“The one whose clothes you came over in, that morning?”

“Yes. I suppose you laughed at me.”

“I liked your having the courage to do it. But how does he know me?”

“I—I described you. He’s rather an old friend.” This also amused her. “I should like to hear how you described me.”

“I will tell you sometime. It was an elaborate description. I couldn’t get through with it now before we landed.”

The old town had come out of the haze of the distance,—a straggling village of weather-beaten wood and weather-beaten white paint, picturesque, but no longer a vision of gray stone and pale marble. A coal-yard, and a brick locomotive house, and rambling railroad sheds stretched along the water-front. They found their way easily enough through the sparse shipping to the steps at the end of the wooden pier, where Libby dropped the sail and made his boat fast.
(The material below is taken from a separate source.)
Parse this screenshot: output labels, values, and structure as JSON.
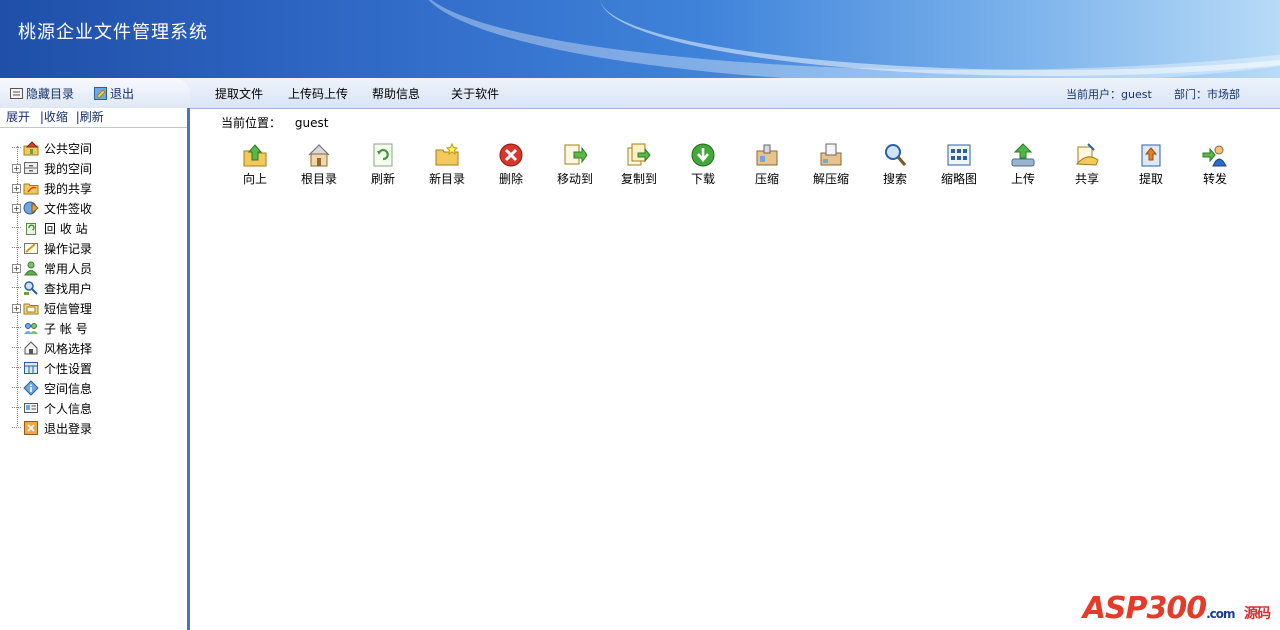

A little pleasant giddiness, as if the lightness of her heart had mounted to her head, made her glad of his arm up these steps and up the wharf; and she kept it as they climbed the sloping elm-shaded village street to the main thoroughfare, with its brick sidewalks, its shops and awnings, and its cheerful stir and traffic.

The telegraph office fronted the head of the street which they had ascended. “You can sit here in the apothecary’s till I come down,” he said.

“Do you think that will be professionally appropriate? I am only a nurse now.”

“No, I wasn’t thinking of that. But I saw a chair in there. And we can make a pretense of wanting some soda. It is the proper thing to treat young ladies to soda when one brings them in from the country.”